Do you know what is the secret about it? ^^


----------



## antoinejobin (Mar 5, 2010)

PLL UBER SKIP


----------



## Truncator (Mar 5, 2010)

That kind of looked like an LL skip to me.


----------



## Faz (Mar 5, 2010)

Truncator said:


> That kind of looked like an LL skip to me.



Looked like a forced OLL skip - PLL skip.

Actually, nah, the last pair was R U R' U R U R'


----------



## qqwref (Mar 5, 2010)

Nice reaction  I want one!


----------



## Anthony (Mar 5, 2010)

Woah...

SOOO lucky.
Congrats.. I guess.


----------



## rowehessler (Mar 5, 2010)

wtf....


----------



## tjtj_pr0 (Mar 5, 2010)

Truncator said:


> That kind of looked like an LL skip to me.

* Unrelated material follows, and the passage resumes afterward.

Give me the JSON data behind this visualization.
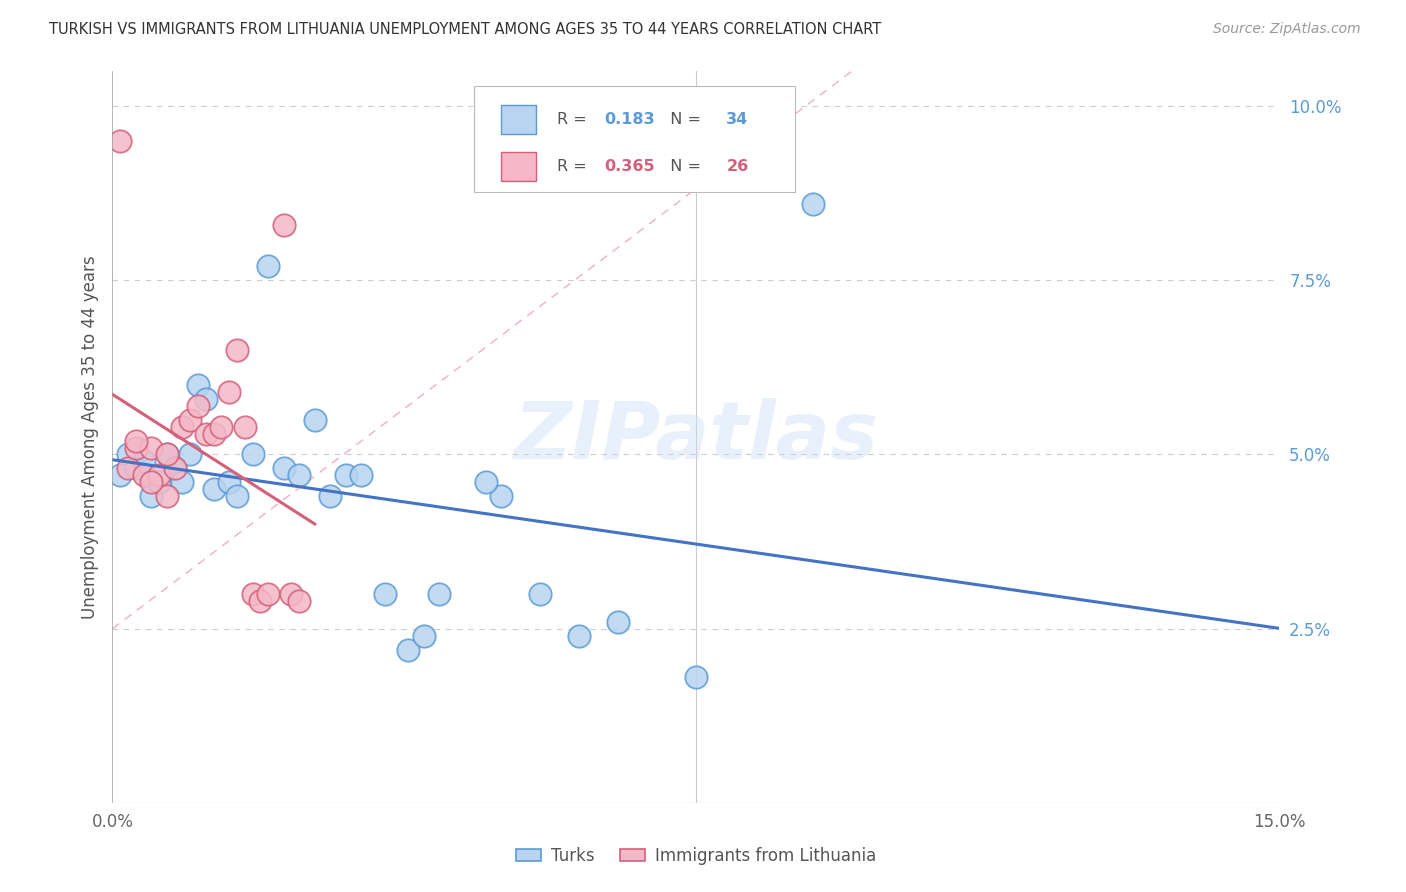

Yes, HE WAS SO LUCKY! this was first time he join a WCA competition. We are very proud of him


----------



## Kian (Mar 5, 2010)

Slowest 9.31 ever. Gotta love LL skips.


----------



## Neo63 (Mar 5, 2010)

holy crappp sub-10, just like that

and I thought the secret was rice


----------



## DavidWoner (Mar 5, 2010)

Neo63 said:


> holy crappp sub-10, just like that
> 
> and I thought the secret was rice



It is. Rice is lucky.


----------



## Dene (Mar 5, 2010)

But I eat lotsa rice :'(


----------



## joey (Mar 5, 2010)

Sweet! Fastest LL skip in comp


----------



## Nghia (Mar 5, 2010)

Thank you guys, I wasn't expecting this video to be posted over here, thanks Cuong 
It actually could've been sooo much faster, but i won't ask for more 
And yes, rice is the secret


----------



## Flyt (Mar 5, 2010)

I disagree, the secret is the judge 

Really congrats Nghia, and thanks for this week end ^^

And thanks Laura for recording it...You well chose who to record


----------



## Nghia (Mar 5, 2010)

Flyt said:


> I disagree, the secret is the judge
> 
> Really congrats Nghia, and thanks for this week end ^^
> 
> And thanks Laura for recording it...You well chose who to record



You forgot to mention the table  Merci Erwan !


----------



## DAE_JA_VOO (Mar 5, 2010)

Man, what a lucky solve. I think I'd have a freaking heart attack if I had a LL skip in a comp. In my 2 years of cubing (almost), I've still not had a LL skip. If it happened in a comp I'd pass out


----------



## rahulkadukar (Mar 5, 2010)

Life is strange

I got a 22.65 PLL skip at home

2 weeks later I got a full step 18.63 and that too when I had no practice.

But a LL skip would be like a dream come true, If I get a LL skip in OH then I can have Indian NR


----------



## Crystl (Mar 5, 2010)

I'm so proud of you, Nghia !


----------



## DavidSanders (Mar 5, 2010)

It is crazy how a cuber can be ranked 24 in the world for single and 563 for average.


----------



## Escher (Mar 5, 2010)

DavidSanders said:


> It is crazy how a cuber can be ranked 24 in the world for single and 563 for average.



http://www.worldcubeassociation.org/results/p.php?i=2007COOP01

101 for single, 1061 for average.
The solve was full-step too...


----------



## CharlieCooper (Mar 5, 2010)

Escher said:


> DavidSanders said:
> 
> 
> > It is crazy how a cuber can be ranked 24 in the world for single and 563 for average.
> ...



And it was worse when I didn't have sub 20 average yet!

Just after the 10.61 I was 86 in the world for single and 1297 in the world for average with 20.87


----------



## Mike Hughey (Mar 5, 2010)

It's a pity he had the U at the end - otherwise it might have been sub-9.

Very nice!


----------



## DavidWoner (Mar 5, 2010)

Dene said:


> But I eat lotsa rice :'(



Didn't your AuR average have 2 PLL skips and a really easy solve?


----------



## Dene (Mar 5, 2010)

DavidWoner said:


> Dene said:
> 
> 
> > But I eat lotsa rice :'(
> ...



But I didn't ever get a sub10


----------



## denhil3 (Jun 18, 2010)

Not thing more to say. That was awesome!! I am sure Vietnamese people are all proud of you.


----------